David Cameron, it has been argued this week, has become detached from the views of Conservative voters on Europe. Amid the noise on the EU referendum, however, comes more evidence that it is Ed Miliband who has the greater problem of detachment from the views of his party’s supporters. While the Labour leader continues to battle on against welfare reform, a report from the Joseph Rowntree Foundation reveals just how far his voters have moved away from the idea of a redistributive welfare system as a force for good.
Miliband’s problem is that he seems to believe he will be facing Mrs Thatcher at the next election. His strategy is built around fighting a Conservative party that is perceived to be harsh on the poor. This was the critique for the late 1980s, when almost half of Labour voters agreed with the notion that people live in need because of social injustice and three quarters wanted benefits to be increased. The reforms Mrs Thatcher made were radical, the disruption huge.

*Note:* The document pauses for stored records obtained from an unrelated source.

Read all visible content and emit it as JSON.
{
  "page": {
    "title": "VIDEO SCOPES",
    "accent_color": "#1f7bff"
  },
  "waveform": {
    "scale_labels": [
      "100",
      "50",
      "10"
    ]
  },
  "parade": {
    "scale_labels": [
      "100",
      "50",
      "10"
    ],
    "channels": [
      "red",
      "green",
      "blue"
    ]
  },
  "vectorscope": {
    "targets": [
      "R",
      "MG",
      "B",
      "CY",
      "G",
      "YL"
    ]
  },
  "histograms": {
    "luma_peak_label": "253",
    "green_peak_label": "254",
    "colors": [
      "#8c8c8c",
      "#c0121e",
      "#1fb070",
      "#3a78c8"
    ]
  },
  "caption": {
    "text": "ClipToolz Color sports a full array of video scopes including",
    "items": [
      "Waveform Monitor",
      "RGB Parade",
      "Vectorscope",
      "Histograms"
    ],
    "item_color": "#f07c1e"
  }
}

Back then, Miliband’s automatic response to stand up for benefit claimants would have made perfect sense. He would have been tapping into a significant well of feeling that the poor were poor because hard-headed economic reforms had pulled the ground from beneath their feet, and that it was callous to expect the jobless to get on their bikes and look for work outside the industries in which they had been brought up. Such feelings extended well beyond the Labour-voting classes. In 1987 — the year of Thatcher’s third general election victory — two fifths of Conservative voters thought that the government should increase welfare benefits.
The public, however, has become a good deal more hard-headed on the issue of welfare benefits over the past quarter-century, and this is especially true of Labour voters.